Title : Nurses experiences of caring for severely ill patients during infection outbreaks (pandemic / epidemic): A mixed methods systematic review
Background: Nurses play an essential role in responding to severe infection outbreaks which bring considerable challenges to their personal and professional wellbeing. This subsequently can affect the delivery of care and healthcare organisational capacity to respond.
Aims: This review synthesised the literature on nurses' experiences and coping strategies when caring for patients during outbreaks of severe viral disease.
Methods: A mixed-methods systematic review (MMSR) (Lizarondo et al., 2020) informed by the Joanna Briggs Institute (JBI) methodology. Five electronic databases Medline, CINAHL, PsychInfo, ASSIA, and Scopus were searched on 4th April 2021. 71 peer-review primary research articles describing nurses’ experiences of caring for patients during SARS, MERS, Swine flu H1N1, Avian influenza, or SARS-CoV-2 / COVID-19 published in the English language from 2003 to 2021 were included.
Findings: The findings were synthesised and reported in the context of Leventhal et al.’s (1980; 1992) Self-regulatory Common-Sense Model. We found links between nurses’ perception of the health threats and their emotional reactions, and coping strategies. Health threats were particularly influenced by organisational factors including frequent changes in clinical guidelines and workplace protocols, heavy workloads and working hours, staff shortage, unavailability of PPE, and lack of knowledge and training. These challenges impacted nurses’ physical, psychological and social well-being.

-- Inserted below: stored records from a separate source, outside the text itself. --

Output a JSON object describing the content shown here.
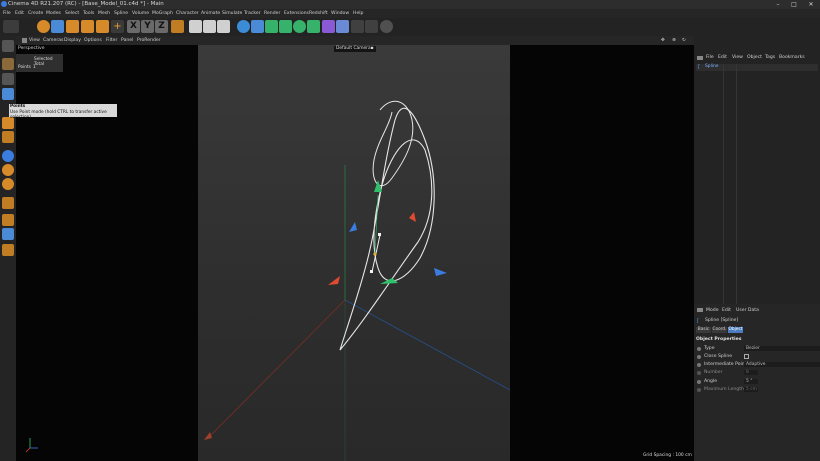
{
  "window": {
    "title": "Cinema 4D R21.207 (RC) - [Base_Model_01.c4d *] - Main",
    "minimize": "–",
    "maximize": "□",
    "close": "✕"
  },
  "menu": [
    "File",
    "Edit",
    "Create",
    "Modes",
    "Select",
    "Tools",
    "Mesh",
    "Spline",
    "Volume",
    "MoGraph",
    "Character",
    "Animate",
    "Simulate",
    "Tracker",
    "Render",
    "Extensions",
    "Redshift",
    "Window",
    "Help"
  ],
  "toolbar": {
    "axis_labels": [
      "X",
      "Y",
      "Z"
    ]
  },
  "viewport": {
    "menu": [
      "View",
      "Cameras",
      "Display",
      "Options",
      "Filter",
      "Panel",
      "ProRender"
    ],
    "name": "Perspective",
    "camera": "Default Camera",
    "camera_icon": "camera-icon",
    "hud": {
      "selected_label": "Selected Total",
      "points_label": "Points",
      "points_value": "1"
    },
    "grid_spacing": "Grid Spacing : 100 cm"
  },
  "tooltip": {
    "title": "Points",
    "text": "Use Point mode (hold CTRL to transfer active selection)"
  },
  "object_manager": {
    "menu": [
      "File",
      "Edit",
      "View",
      "Object",
      "Tags",
      "Bookmarks"
    ],
    "objects": [
      {
        "name": "Spline",
        "icon": "spline-icon"
      }
    ]
  },
  "attribute_manager": {
    "menu": [
      "Mode",
      "Edit",
      "User Data"
    ],
    "object_label": "Spline [Spline]",
    "tabs": [
      "Basic",
      "Coord.",
      "Object"
    ],
    "active_tab": "Object",
    "section": "Object Properties",
    "props": {
      "type_label": "Type",
      "type_value": "Bezier",
      "close_label": "Close Spline",
      "ip_label": "Intermediate Points",
      "ip_value": "Adaptive",
      "number_label": "Number",
      "number_value": "8",
      "angle_label": "Angle",
      "angle_value": "5 °",
      "maxlen_label": "Maximum Length",
      "maxlen_value": "5 cm"
    }
  },
  "colors": {
    "accent": "#5aa0e6",
    "x_axis": "#e04a2e",
    "y_axis": "#2fc06a",
    "z_axis": "#3a7ce0"
  }
}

Nurses reported helpful and unhelpful coping strategies both problem-focused and emotion-focused to manage their perception of the health threats.
Conclusion: It is vital for stakeholders, policymakers, government, and healthcare institutions to recognise and monitor the wider impact on healthcare providers from health emergencies. In addition, support to develop and implement effective systems and individual mechanisms to off-set the impact pre and post pandemics / epidemics is needed. This work can inform those strategies for similar future emergencies.